The Nebraska Supreme Court issued an opinion in *Perkins v. RMR Building Group* on January 23, 2026, providing important clarification on corporate veil piercing standards and appellate review procedures in equity cases. The case, designated as No. S-23-947, involved Perkins, L.L.C., a Nebraska limited liability company, and other appellants against RMR Building Group, LLC, and Robert M. Ryan II.
The court's opinion establishes several key legal principles that will guide future corporate liability disputes in Nebraska. Most significantly, the court held that piercing the corporate veil is an equitable remedy, not an action in itself. This distinction is crucial for practitioners and businesses because it clarifies that veil piercing cannot stand alone as a cause of action but must be pursued as a remedy in connection with an underlying claim.
The ruling addresses the fundamental principle that limited liability companies maintain their identity as separate legal entities, which provides protection for their owners from personal liability for the company's debts and obligations. This corporate form protection is a cornerstone of business law that encourages entrepreneurship and investment by limiting personal risk.
In addition to the veil piercing clarification, the Nebraska Supreme Court established important procedural standards for appellate review in equity cases. The court held that in an appeal of an equity action, an appellate court tries factual questions de novo on the record and reaches a conclusion independent of the findings of the trial court. However, the court noted an important exception: where credible evidence conflicts on a material issue of fact, the appellate court may consider and give weight to the fact that the trial judge heard and observed the witnesses and accepted one version of the facts rather than another.
This appellate standard differs significantly from the review standard applied in law actions tried to a bench. In such cases, the trial court's factual findings carry the weight of a jury verdict, and an appellate court will not disturb those findings unless they are clearly erroneous. The distinction between equity and law actions thus carries important procedural consequences for parties considering appeals.
The court also reaffirmed established principles regarding appellate review of legal questions. When an appeal involves statutory interpretation or presents questions of law, an appellate court must reach an independent, correct conclusion regardless of the determination made by the lower court. This de novo standard of review ensures consistency in legal interpretation across the state's court system.

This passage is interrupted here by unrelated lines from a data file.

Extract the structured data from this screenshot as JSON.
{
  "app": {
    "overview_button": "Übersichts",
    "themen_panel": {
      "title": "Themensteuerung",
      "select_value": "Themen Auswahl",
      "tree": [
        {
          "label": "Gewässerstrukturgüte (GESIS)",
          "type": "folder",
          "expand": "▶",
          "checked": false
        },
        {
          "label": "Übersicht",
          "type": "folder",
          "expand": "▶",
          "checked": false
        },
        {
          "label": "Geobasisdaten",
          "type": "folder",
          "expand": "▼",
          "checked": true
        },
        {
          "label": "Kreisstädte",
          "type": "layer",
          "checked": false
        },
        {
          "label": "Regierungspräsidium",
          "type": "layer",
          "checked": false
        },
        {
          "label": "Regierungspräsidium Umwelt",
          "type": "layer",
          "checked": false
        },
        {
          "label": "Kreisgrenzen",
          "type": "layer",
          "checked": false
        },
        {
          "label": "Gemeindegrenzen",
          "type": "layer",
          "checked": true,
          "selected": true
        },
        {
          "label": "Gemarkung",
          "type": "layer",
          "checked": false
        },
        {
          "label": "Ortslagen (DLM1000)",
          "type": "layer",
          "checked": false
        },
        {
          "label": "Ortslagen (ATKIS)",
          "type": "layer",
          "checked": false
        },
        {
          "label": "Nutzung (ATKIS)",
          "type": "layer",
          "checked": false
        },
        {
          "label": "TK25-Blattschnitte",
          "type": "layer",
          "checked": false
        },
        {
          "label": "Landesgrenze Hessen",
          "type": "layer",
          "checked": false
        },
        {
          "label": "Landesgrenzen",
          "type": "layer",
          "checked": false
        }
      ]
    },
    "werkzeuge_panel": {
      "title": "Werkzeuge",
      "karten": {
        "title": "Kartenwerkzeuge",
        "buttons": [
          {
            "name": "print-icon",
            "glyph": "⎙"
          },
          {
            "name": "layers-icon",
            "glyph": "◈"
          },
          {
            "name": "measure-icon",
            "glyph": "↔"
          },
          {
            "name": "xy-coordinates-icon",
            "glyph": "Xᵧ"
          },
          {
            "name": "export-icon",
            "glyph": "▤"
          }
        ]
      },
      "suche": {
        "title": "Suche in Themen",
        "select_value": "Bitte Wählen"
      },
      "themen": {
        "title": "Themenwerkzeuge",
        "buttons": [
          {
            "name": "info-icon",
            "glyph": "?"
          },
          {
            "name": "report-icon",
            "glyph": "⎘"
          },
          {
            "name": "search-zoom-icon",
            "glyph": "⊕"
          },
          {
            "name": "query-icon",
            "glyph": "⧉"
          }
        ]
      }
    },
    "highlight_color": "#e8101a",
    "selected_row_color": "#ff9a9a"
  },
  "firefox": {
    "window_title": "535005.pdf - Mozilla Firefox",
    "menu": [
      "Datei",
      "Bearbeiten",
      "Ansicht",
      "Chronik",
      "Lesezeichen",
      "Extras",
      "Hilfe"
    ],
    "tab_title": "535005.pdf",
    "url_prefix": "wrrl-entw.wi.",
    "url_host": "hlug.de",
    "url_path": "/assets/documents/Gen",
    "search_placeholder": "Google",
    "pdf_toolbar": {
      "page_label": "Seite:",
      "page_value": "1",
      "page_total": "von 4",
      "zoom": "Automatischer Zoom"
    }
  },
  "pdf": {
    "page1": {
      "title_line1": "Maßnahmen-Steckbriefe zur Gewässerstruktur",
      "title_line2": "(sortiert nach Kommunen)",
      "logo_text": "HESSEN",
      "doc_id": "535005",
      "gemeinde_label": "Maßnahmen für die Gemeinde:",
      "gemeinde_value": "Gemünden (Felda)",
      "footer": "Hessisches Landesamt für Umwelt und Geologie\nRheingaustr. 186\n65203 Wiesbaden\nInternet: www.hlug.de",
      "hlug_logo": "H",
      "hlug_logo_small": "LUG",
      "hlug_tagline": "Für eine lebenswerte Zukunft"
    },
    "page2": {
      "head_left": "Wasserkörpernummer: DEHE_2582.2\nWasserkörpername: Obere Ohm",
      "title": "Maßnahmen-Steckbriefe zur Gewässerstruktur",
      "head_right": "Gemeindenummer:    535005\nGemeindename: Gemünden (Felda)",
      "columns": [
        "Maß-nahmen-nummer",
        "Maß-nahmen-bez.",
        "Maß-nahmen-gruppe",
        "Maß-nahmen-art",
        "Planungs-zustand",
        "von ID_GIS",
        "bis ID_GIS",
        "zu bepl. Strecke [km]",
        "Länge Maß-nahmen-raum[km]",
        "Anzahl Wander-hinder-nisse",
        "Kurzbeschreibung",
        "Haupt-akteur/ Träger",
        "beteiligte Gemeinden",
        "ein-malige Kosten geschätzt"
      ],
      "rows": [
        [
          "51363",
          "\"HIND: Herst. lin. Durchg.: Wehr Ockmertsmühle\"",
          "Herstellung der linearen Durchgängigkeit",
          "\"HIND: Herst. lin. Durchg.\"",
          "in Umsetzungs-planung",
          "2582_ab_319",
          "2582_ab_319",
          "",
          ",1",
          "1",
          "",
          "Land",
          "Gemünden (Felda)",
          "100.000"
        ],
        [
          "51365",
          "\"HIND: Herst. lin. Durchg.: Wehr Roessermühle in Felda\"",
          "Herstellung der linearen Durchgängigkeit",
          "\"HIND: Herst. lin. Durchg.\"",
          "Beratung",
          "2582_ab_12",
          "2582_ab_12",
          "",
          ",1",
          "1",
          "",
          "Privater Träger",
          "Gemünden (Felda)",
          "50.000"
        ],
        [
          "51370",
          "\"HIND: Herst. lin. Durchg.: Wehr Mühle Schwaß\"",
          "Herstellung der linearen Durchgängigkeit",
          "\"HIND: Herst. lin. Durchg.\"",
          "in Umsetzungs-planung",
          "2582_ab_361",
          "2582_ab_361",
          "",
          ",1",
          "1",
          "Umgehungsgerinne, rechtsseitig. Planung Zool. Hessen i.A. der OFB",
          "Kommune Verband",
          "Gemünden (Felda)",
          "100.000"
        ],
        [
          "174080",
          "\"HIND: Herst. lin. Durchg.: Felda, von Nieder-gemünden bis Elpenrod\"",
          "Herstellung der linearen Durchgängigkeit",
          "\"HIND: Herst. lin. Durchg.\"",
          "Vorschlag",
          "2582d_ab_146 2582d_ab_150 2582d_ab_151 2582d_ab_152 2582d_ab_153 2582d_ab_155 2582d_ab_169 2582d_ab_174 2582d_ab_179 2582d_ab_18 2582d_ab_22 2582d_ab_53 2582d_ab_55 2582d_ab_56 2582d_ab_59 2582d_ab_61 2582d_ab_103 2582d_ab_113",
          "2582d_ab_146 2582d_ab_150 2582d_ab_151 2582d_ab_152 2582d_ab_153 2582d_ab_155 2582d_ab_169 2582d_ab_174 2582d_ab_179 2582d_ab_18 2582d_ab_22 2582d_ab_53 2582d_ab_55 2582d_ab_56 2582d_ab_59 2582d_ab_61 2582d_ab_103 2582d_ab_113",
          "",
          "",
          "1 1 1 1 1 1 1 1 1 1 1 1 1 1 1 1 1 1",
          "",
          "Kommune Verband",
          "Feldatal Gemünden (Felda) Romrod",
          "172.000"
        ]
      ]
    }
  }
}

The *Perkins* decision comes at a time when corporate liability issues are increasingly relevant to Nebraska businesses. Limited liability companies have become the preferred business structure for many enterprises due to their operational flexibility and liability protection features. The court's clarification that LLC identity as a separate legal entity will generally be preserved reinforces the reliability of this business form.
While the full details of the underlying dispute between Perkins, L.L.C. and RMR Building Group are not detailed in the available portions of the opinion, the case appears to involve construction industry participants. Such disputes often involve complex contractual relationships and questions about when individual liability should extend beyond corporate boundaries.
The timing of this decision is notable, coming early in 2026 and representing one of the first major corporate law pronouncements from Nebraska's highest court this year. The opinion builds on established Nebraska precedent while providing clearer guidance for trial courts handling similar disputes.
For practicing attorneys, the decision provides important guidance on how to structure pleadings involving corporate veil piercing claims. Since veil piercing is characterized as a remedy rather than a standalone action, practitioners must ensure they have adequate underlying causes of action to support their veil piercing theories.
The appellate standards clarified in *Perkins* will also influence how attorneys approach trial strategy and appellate advocacy. In equity cases, the de novo review standard means that appellate courts will give fresh consideration to factual questions, though they may still defer to trial court credibility assessments when evidence conflicts.
Looking ahead, the *Perkins* decision will likely be cited frequently in corporate liability disputes throughout Nebraska. The clear articulation of veil piercing as an equitable remedy should help streamline litigation by eliminating confusion about the nature of such claims. Similarly, the appellate review standards will provide predictability for parties considering whether to appeal adverse trial court decisions in equity cases.
The decision reinforces Nebraska's commitment to maintaining strong protections for limited liability business entities while ensuring that courts retain the equitable power to address cases where those protections may be abused. This balance is essential for maintaining a business-friendly legal environment while preventing fraud and ensuring that legitimate creditors have adequate remedies when corporate forms are misused.